Acclimatizing well is at the core of a successful mountaineering trip to the Alps. So starting low and working our way up the altitudes was a sensible approach to our plans in Switzerland. It’s easy to do when you’re somewhere like Chamonix where you can reach high altitudes with relative ease on the cable cars, but the Bernese Oberland proved to be a different beast entirely.
We chose the Tschingelhorn due to it being a low alpine summit at 3562m and having a straightforward summit route, graded PD (French for a little difficult) so we knew it was achievable. Having to walk in also meant that we would be able to acclimatize as we went.
What we hadn’t banked on was a mammoth walk to reach the Mutthorn hut at the base of the Mutthorn ridge, almost in the middle of the glacier. It didn’t look that far on the map, but when you add in the ascent to get there, and the hot sunshine, it was a hard slog.
The walk in to the Mutthorn hut
Starting at the end of the Lauterbrunnen valley in the tiny village of Stechelberg, we parked up and followed the signs to Obersteinberg, a 6km walk gaining around 800m height.
Whilst an endless slog uphill on narrow woodland tracks, the path provides a fantastic opportunity to see the changes in the landscape and walk through a pristine UNESCO Word Heritage landscape. Much of the Jungfrau region achieves this designation but as we found out later in our trip, this also brings bus loads of tourists so the solitude we found on our walk into the Mutthorn hut can’t be easily found elsewhere.
It took about 3 hours walking through the woodland forest trails and up to the pastures to reach Obersteinberg, where a hut provided a refreshment stop and a chance to check the map before heading across the glacier beyond.
From here we followed signs to Oberhoresee, a little glacial lake and a popular destination for hikers exploring the valley. We stopped briefly in the baking sun and contemplated cooling off there on our descent.
From there the path becomes less distinct as it turns from a walkers path marked by red and white striped marks, to an alpinist track marked by blue and white marks. It winds through the moraine, scree and eventually out on to the glacier itself.
From looking at our map it became clear that while it was still very early in the season and lots of fresh snow was still around, the glacier itself had receded considerably from what was marked on the map.

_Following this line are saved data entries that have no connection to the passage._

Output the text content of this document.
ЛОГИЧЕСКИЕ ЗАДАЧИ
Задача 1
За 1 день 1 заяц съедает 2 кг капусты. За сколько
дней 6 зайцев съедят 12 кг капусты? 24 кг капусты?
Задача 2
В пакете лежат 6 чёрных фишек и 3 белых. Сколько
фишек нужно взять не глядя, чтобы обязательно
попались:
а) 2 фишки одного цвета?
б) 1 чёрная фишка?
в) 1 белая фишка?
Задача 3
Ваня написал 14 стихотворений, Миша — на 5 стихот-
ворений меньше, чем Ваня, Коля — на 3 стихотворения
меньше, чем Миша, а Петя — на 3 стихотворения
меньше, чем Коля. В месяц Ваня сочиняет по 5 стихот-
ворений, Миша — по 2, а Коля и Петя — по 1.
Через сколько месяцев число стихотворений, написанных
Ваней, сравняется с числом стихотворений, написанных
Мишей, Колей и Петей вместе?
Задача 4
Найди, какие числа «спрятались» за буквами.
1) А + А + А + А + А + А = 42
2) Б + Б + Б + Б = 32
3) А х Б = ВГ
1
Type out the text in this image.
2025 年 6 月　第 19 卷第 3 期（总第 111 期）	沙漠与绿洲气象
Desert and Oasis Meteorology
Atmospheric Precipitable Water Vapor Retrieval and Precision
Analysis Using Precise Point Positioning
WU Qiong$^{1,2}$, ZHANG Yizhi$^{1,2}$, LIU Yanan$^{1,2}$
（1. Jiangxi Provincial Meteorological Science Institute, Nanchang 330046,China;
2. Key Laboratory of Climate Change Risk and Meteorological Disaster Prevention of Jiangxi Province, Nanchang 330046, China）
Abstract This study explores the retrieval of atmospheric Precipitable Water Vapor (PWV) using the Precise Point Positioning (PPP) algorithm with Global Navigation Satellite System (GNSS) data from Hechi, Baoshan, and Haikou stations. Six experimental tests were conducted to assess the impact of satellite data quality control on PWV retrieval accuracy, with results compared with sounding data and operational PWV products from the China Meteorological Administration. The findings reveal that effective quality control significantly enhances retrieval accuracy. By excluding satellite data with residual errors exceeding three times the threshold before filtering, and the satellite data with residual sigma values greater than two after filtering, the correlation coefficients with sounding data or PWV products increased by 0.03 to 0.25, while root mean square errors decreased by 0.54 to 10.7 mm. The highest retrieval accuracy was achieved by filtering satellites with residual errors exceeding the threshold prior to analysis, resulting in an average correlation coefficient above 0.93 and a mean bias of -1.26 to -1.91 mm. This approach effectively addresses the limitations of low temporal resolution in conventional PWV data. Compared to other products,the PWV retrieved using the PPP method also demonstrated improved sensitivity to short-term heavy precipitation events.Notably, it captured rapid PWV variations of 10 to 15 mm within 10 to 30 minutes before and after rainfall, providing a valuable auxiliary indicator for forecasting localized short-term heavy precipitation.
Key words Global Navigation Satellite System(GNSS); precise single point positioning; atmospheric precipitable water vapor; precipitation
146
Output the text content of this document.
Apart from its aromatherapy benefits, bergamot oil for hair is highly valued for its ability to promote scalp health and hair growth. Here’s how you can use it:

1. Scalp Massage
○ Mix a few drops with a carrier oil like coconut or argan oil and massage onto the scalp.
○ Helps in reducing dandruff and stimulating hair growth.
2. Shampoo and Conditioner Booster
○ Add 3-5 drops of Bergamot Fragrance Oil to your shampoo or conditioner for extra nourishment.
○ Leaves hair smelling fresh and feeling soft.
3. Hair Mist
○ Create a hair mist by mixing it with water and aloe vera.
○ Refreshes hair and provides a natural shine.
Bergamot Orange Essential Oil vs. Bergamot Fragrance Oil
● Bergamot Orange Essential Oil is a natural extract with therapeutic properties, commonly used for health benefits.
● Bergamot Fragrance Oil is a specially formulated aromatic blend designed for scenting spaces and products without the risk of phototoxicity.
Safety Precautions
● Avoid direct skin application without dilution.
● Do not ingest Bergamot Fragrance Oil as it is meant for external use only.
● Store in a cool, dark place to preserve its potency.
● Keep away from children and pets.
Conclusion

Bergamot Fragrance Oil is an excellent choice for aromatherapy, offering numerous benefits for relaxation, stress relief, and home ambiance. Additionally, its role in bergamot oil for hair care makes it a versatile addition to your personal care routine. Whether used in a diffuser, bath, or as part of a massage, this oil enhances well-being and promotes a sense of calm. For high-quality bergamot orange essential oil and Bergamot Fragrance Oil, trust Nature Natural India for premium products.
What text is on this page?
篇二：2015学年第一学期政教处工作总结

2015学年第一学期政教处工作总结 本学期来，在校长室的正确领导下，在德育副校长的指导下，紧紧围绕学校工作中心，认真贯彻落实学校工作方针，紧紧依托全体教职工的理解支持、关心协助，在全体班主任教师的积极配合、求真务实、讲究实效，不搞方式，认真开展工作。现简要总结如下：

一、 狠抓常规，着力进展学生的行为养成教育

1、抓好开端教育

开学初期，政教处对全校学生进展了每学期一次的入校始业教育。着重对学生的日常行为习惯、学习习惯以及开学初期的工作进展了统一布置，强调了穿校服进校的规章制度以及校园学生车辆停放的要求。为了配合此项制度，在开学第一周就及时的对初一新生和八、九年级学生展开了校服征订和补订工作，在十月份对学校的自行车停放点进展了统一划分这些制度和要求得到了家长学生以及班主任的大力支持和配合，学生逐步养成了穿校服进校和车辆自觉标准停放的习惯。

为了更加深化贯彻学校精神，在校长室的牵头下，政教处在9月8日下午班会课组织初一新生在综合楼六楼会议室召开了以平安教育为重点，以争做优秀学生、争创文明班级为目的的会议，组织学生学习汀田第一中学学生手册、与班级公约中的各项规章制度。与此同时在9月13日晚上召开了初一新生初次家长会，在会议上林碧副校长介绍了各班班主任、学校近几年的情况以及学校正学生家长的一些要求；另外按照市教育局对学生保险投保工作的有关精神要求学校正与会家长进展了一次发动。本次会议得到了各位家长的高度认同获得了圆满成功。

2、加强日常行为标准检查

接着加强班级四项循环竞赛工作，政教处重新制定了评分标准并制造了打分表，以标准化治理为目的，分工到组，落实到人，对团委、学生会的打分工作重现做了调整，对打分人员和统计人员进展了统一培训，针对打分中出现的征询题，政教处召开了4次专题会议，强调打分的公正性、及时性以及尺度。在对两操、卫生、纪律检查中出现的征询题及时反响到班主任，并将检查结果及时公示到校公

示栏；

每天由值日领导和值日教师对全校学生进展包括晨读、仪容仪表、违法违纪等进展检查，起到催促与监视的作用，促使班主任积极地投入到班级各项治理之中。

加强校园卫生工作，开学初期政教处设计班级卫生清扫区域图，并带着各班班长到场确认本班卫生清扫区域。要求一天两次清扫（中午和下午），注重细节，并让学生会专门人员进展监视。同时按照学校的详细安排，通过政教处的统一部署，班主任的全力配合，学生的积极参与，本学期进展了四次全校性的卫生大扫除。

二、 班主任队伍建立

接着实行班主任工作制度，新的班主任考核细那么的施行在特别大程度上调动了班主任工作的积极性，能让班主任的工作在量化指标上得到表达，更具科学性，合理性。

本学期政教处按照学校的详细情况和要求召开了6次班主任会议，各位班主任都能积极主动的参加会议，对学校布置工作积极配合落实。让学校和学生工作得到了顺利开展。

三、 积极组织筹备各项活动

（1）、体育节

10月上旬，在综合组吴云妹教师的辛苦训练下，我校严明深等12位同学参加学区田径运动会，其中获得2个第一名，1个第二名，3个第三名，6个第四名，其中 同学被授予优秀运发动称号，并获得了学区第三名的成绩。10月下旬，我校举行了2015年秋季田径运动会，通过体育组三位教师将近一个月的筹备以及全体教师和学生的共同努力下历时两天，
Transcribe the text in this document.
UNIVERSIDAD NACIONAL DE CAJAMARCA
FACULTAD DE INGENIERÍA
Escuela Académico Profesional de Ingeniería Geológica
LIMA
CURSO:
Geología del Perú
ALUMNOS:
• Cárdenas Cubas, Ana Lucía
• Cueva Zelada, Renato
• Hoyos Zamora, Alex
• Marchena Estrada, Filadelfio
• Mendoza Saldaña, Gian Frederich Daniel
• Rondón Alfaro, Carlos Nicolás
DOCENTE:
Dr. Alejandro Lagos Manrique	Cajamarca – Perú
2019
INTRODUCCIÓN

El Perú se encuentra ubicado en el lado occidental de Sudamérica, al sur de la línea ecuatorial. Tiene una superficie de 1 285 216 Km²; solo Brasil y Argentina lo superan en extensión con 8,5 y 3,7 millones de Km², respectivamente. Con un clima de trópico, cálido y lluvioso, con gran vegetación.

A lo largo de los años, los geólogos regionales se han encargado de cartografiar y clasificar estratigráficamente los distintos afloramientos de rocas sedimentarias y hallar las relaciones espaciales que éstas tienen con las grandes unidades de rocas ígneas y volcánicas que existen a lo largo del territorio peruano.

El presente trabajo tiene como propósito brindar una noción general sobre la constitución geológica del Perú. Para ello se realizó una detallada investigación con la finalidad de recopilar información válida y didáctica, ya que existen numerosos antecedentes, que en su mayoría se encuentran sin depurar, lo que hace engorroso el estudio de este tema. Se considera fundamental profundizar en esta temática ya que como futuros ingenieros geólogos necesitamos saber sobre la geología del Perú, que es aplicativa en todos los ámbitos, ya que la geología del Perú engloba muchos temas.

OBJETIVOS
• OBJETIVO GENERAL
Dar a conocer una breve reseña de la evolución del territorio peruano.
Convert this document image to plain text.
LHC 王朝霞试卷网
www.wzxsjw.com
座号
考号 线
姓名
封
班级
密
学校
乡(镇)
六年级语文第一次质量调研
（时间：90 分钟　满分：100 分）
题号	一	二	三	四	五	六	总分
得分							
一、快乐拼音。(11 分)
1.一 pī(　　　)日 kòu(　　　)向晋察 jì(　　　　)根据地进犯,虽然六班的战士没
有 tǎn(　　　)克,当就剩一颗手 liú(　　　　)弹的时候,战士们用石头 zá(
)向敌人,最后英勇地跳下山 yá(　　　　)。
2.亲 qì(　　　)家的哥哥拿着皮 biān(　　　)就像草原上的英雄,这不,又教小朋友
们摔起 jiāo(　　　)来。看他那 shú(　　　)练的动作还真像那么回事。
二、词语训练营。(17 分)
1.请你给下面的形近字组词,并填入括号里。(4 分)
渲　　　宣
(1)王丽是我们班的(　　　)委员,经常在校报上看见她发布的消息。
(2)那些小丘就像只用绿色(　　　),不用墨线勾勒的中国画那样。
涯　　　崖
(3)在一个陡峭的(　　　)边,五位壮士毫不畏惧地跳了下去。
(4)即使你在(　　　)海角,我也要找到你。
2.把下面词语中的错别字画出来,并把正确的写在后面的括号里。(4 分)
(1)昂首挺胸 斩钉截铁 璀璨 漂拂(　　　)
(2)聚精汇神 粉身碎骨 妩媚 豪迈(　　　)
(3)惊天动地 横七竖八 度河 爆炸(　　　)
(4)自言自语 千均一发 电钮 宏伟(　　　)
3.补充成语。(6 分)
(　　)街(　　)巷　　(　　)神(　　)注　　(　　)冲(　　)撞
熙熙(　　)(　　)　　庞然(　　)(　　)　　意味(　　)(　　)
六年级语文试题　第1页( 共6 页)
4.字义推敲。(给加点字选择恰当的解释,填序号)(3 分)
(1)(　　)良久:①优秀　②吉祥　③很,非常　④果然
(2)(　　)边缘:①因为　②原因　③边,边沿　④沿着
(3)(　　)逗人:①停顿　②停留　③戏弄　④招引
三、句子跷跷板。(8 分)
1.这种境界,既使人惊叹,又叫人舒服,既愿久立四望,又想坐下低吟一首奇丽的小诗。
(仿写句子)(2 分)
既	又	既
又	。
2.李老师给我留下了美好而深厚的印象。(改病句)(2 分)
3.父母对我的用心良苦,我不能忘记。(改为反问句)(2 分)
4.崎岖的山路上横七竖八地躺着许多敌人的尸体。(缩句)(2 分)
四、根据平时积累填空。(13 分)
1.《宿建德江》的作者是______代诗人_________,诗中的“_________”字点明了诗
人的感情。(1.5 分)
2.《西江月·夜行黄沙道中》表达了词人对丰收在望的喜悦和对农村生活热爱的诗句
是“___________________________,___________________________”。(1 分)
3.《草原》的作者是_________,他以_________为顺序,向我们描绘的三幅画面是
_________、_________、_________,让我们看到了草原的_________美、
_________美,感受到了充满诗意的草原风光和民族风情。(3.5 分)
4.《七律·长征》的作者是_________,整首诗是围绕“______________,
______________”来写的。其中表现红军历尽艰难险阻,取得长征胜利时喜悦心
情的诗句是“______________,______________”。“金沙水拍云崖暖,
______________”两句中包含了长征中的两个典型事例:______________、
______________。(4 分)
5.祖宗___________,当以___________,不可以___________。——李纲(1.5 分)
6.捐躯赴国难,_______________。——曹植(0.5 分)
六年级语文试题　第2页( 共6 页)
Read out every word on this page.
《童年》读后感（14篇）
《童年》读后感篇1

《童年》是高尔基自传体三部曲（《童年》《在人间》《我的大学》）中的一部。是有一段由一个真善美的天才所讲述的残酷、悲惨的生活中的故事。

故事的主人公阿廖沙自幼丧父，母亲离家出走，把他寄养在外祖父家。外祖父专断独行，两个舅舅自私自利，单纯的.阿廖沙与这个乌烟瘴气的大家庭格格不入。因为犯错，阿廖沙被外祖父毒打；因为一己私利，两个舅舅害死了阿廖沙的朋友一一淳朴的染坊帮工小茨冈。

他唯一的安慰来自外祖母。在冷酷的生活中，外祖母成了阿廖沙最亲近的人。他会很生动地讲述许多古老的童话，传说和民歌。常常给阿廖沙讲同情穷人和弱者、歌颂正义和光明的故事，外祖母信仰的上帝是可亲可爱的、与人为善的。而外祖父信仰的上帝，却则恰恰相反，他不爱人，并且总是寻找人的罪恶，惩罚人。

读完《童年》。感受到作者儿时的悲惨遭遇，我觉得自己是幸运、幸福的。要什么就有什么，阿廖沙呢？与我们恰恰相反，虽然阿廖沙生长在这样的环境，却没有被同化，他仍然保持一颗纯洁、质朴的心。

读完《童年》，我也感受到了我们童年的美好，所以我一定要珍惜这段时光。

This also meant that a direct approach wasn’t possible due to the crevasses and seracs now present. So we had to loop around to be able to ascend up the glacier towards the hut. The snow conditions weren’t great either as the glacier was covered in a foot of snow which had melted to create a surface like the moon.
The Mutthorn hut
The Mutthorn hut perches on the end of the Mutthorn, a shaly rock ridge which rises out of the glacier. To reach the hut required circling around the crevasse to access the door.
Despite its isolated location, or perhaps because of it, the Mutthorn guardians provide a very warm welcome – a hot drink and chocolate to all of their guests. Run by the Swiss Alpine Club, members get a good discount, as do reciprocal clubs.
The evening meal was basic – soup followed by cheese, potatoes and salad and then fruit salad – but considering our location I was surprised to get anything fresh.
Ascending the Tschingelhorn
We left the hut at 4am to ensure we had enough time before the sun rose and started to melt the snow. Crossing the moon like glacier was much easier when it was frozen from a night under clear skies.
The ascent is fairly straight forward, we had to circle around the Tshingelhorn ridge to the South side and ascent the gully to the col and follow the ridge to the summit. At about 45 degrees the 300m gully was long and steep but in a solid condition and well trodden so was easy-going (although at 3000m altitude it was hard work!)
The view from the summit was fantastic, looking over to the Breithorn and further beyond to the Aletschhorn.
Had we properly considered how challenging it would be to get to the Mutthorn hut we would have budgeted for staying more nights and doing other peaks in the area, but as we hadn’t we descended back to the hut and after a quick lunch continued back down to the valley – a very long 17 hour day mountaineering.